Он смолк. Вагон встряхивало на стыках рельсов, в щели забивало снежную порошу, и ветер гулял по темным углам.
— А она… где сейчас? — робко спросила Катя.
— Не знаю. Может, где живая живет, может, в неметчине горе мыкает, а может, и нету ее… Бомбежка наутро была, все в кашу смешало. Отступили мы. Против танков саблями не повоюешь. Я в кавалерии войну начинал.
Он замолчал, долго смотрел на огонь и вдруг сказал:
— У тебя булькает что-то. Дай глотну.
Я поразился: откуда он знает про самогон? Фляжка у меня в кармане, как он ее усмотрел? Но фляжку подал. Он поболтал ее, определил на слух — сколько. Отглотнул. Мне стало не по себе — я Вальке берег, а он хлебает, будто свое! Безногий еще раз отхлебнул, вернул мне фляжку и неожиданно сказал, обращаясь к старику:
— Сало мы твое конфискуем.
— Не имеешь права, — глухо отозвался дед.
— Имею, — со спокойной твердостью произнес безногий. — Я за это право ногами заплатил.
Я опять удивился: откуда он знает, что у деда в мешке сало? Он что, ворожей? В землю на аршин смотрит?
Старик подтянул к себе мешок и настороженно замер, исподлобья смотрел на своего мучителя.
— Изжадился ты, дед. Бога поминаешь всуе, а поделиться с ближним не хочешь, да еще с пострадавшим защитником.
— Изгаляться-то вы все горазды. — Старик беспокойно забегал глазами. — Защитнички! Иде вы, а иде Гитлер! На Волге вон!
— Ты, дед, вражий голос, — с придыхом сказал безногий. — Мы твоего Гитлера попрем еще! Так попрем, что!..
— Попрете… — хмыкнул старик. — Доперли вон до Сталинграду. Песенки пропели «Ежли завтра война, ежли завтра в поход». Чо теперь-то не поете?
Старик злорадно ощерился, а я вдруг увидел, что он и впрямь похож на кулака. Нет, он не просто походил на него, он был им! Такие, как он, и убили моего отца. Подкараулили в степи, когда он ночью возвращался из Бийска домой. Убили да еще измывались над мертвым. Изуродовали. Бабка мне глаза прикрывала, чтобы не видел я отца, когда хоронили его.
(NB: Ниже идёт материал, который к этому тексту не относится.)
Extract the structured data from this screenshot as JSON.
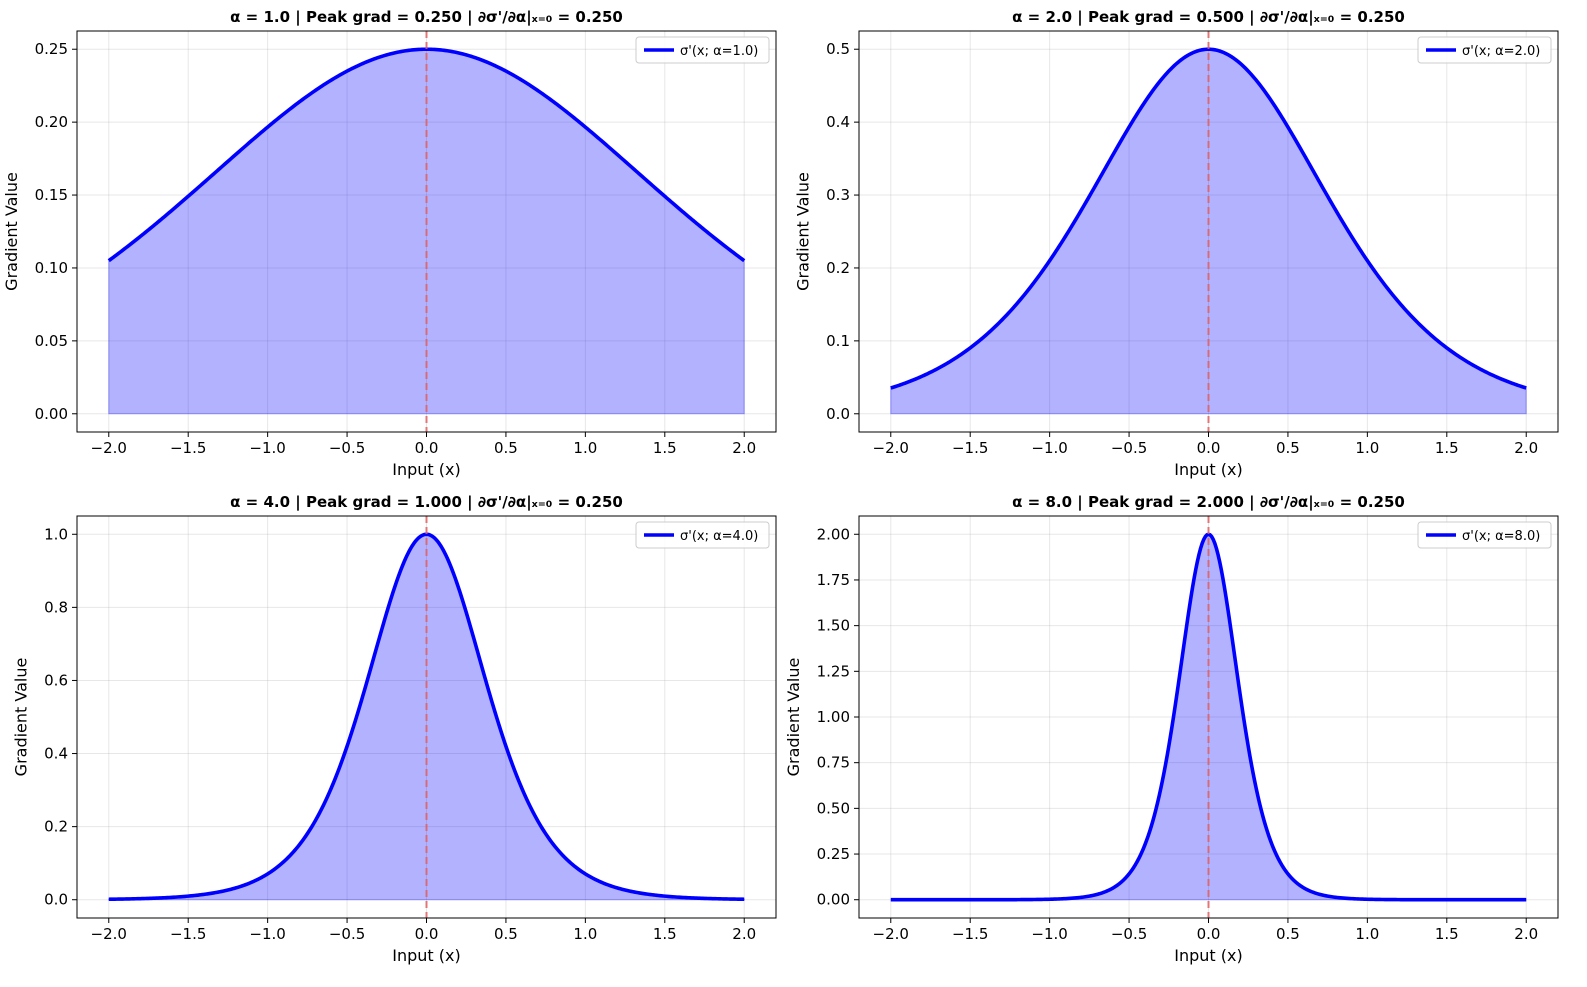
{
  "chart_data": [
    {
      "type": "area",
      "title": "α = 1.0  |  Peak grad = 0.250  |  ∂σ'/∂α|ₓ₌₀ = 0.250",
      "xlabel": "Input (x)",
      "ylabel": "Gradient Value",
      "xlim": [
        -2.2,
        2.2
      ],
      "ylim": [
        -0.0125,
        0.2625
      ],
      "xticks": [
        "−2.0",
        "−1.5",
        "−1.0",
        "−0.5",
        "0.0",
        "0.5",
        "1.0",
        "1.5",
        "2.0"
      ],
      "yticks": [
        "0.00",
        "0.05",
        "0.10",
        "0.15",
        "0.20",
        "0.25"
      ],
      "grid": true,
      "legend_position": "top-right",
      "series": [
        {
          "name": "σ'(x; α=1.0)",
          "alpha": 1.0,
          "color": "#0000ff",
          "fill_color": "#0000ff",
          "x": [
            -2.0,
            -1.75,
            -1.5,
            -1.25,
            -1.0,
            -0.75,
            -0.5,
            -0.25,
            0.0,
            0.25,
            0.5,
            0.75,
            1.0,
            1.25,
            1.5,
            1.75,
            2.0
          ],
          "y": [
            0.105,
            0.128,
            0.149,
            0.172,
            0.197,
            0.22,
            0.235,
            0.246,
            0.25,
            0.246,
            0.235,
            0.22,
            0.197,
            0.172,
            0.149,
            0.128,
            0.105
          ]
        }
      ],
      "vline": {
        "x": 0.0,
        "color": "#e06060"
      }
    },
    {
      "type": "area",
      "title": "α = 2.0  |  Peak grad = 0.500  |  ∂σ'/∂α|ₓ₌₀ = 0.250",
      "xlabel": "Input (x)",
      "ylabel": "Gradient Value",
      "xlim": [
        -2.2,
        2.2
      ],
      "ylim": [
        -0.025,
        0.525
      ],
      "xticks": [
        "−2.0",
        "−1.5",
        "−1.0",
        "−0.5",
        "0.0",
        "0.5",
        "1.0",
        "1.5",
        "2.0"
      ],
      "yticks": [
        "0.0",
        "0.1",
        "0.2",
        "0.3",
        "0.4",
        "0.5"
      ],
      "grid": true,
      "legend_position": "top-right",
      "series": [
        {
          "name": "σ'(x; α=2.0)",
          "alpha": 2.0,
          "color": "#0000ff",
          "fill_color": "#0000ff",
          "x": [
            -2.0,
            -1.75,
            -1.5,
            -1.25,
            -1.0,
            -0.75,
            -0.5,
            -0.25,
            0.0,
            0.25,
            0.5,
            0.75,
            1.0,
            1.25,
            1.5,
            1.75,
            2.0
          ],
          "y": [
            0.035,
            0.058,
            0.09,
            0.14,
            0.21,
            0.296,
            0.393,
            0.47,
            0.5,
            0.47,
            0.393,
            0.296,
            0.21,
            0.14,
            0.09,
            0.058,
            0.035
          ]
        }
      ],
      "vline": {
        "x": 0.0,
        "color": "#e06060"
      }
    },
    {
      "type": "area",
      "title": "α = 4.0  |  Peak grad = 1.000  |  ∂σ'/∂α|ₓ₌₀ = 0.250",
      "xlabel": "Input (x)",
      "ylabel": "Gradient Value",
      "xlim": [
        -2.2,
        2.2
      ],
      "ylim": [
        -0.05,
        1.05
      ],
      "xticks": [
        "−2.0",
        "−1.5",
        "−1.0",
        "−0.5",
        "0.0",
        "0.5",
        "1.0",
        "1.5",
        "2.0"
      ],
      "yticks": [
        "0.0",
        "0.2",
        "0.4",
        "0.6",
        "0.8",
        "1.0"
      ],
      "grid": true,
      "legend_position": "top-right",
      "series": [
        {
          "name": "σ'(x; α=4.0)",
          "alpha": 4.0,
          "color": "#0000ff",
          "fill_color": "#0000ff",
          "x": [
            -2.0,
            -1.75,
            -1.5,
            -1.25,
            -1.0,
            -0.75,
            -0.5,
            -0.25,
            0.0,
            0.25,
            0.5,
            0.75,
            1.0,
            1.25,
            1.5,
            1.75,
            2.0
          ],
          "y": [
            0.001,
            0.004,
            0.01,
            0.027,
            0.071,
            0.181,
            0.42,
            0.786,
            1.0,
            0.786,
            0.42,
            0.181,
            0.071,
            0.027,
            0.01,
            0.004,
            0.001
          ]
        }
      ],
      "vline": {
        "x": 0.0,
        "color": "#e06060"
      }
    },
    {
      "type": "area",
      "title": "α = 8.0  |  Peak grad = 2.000  |  ∂σ'/∂α|ₓ₌₀ = 0.250",
      "xlabel": "Input (x)",
      "ylabel": "Gradient Value",
      "xlim": [
        -2.2,
        2.2
      ],
      "ylim": [
        -0.1,
        2.1
      ],
      "xticks": [
        "−2.0",
        "−1.5",
        "−1.0",
        "−0.5",
        "0.0",
        "0.5",
        "1.0",
        "1.5",
        "2.0"
      ],
      "yticks": [
        "0.00",
        "0.25",
        "0.50",
        "0.75",
        "1.00",
        "1.25",
        "1.50",
        "1.75",
        "2.00"
      ],
      "grid": true,
      "legend_position": "top-right",
      "series": [
        {
          "name": "σ'(x; α=8.0)",
          "alpha": 8.0,
          "color": "#0000ff",
          "fill_color": "#0000ff",
          "x": [
            -2.0,
            -1.5,
            -1.0,
            -0.75,
            -0.5,
            -0.375,
            -0.25,
            -0.125,
            0.0,
            0.125,
            0.25,
            0.375,
            0.5,
            0.75,
            1.0,
            1.5,
            2.0
          ],
          "y": [
            0.0,
            0.0,
            0.003,
            0.02,
            0.141,
            0.377,
            0.839,
            1.573,
            2.0,
            1.573,
            0.839,
            0.377,
            0.141,
            0.02,
            0.003,
            0.0,
            0.0
          ]
        }
      ],
      "vline": {
        "x": 0.0,
        "color": "#e06060"
      }
    }
  ]
}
Но я все равно видел и запомнил.
Безногий побледнел, сцепил скулы и процедил сквозь зубы:
— Песни мы еще будем петь, так и знай, вражий голос! Будем! А пока — плати.
— Чо плати? — не понял дед.
Я тоже не понимал: какая еще плата?
— Я тебе говорил, что гармошкой на пропитанье зарабатываю? Играл я тебе?
Старик молчал, не спуская глаз с безногого.
— Играл — нет?
— Ну, играл.
— Плати! — повелительно повторил безногий.
— Пошто я должон платить? — упирался дед.
— Тогда конфискацию применим, — произнес, как приговор, безногий и катнулся на своей тележке к деду, одним рывком выдернул из его рук мешок и вновь откатился к печке.
— Чо деется! Разбойство! — заныл старик и просительно поглядел на нас с Катей. — Над слабосильным стариком измывается.
— Ничего, ряжка-то вон какая гладкая! Сто лет проживешь, — усмехнулся безногий.
Я не знал, что делать. Катя тоже молча смотрела то на безногого, то на старика. А у меня пропала вдруг к старику жалость и уже не коробило от желания безногого растрясти его. Я понял, что старик — мешочник. Он не вещи на продукты меняет, чтобы с голоду не пухнуть, а, наоборот, еду меняет на вещи, наживается на беде других, мотается по поездам не ради жизни, а ради наживы.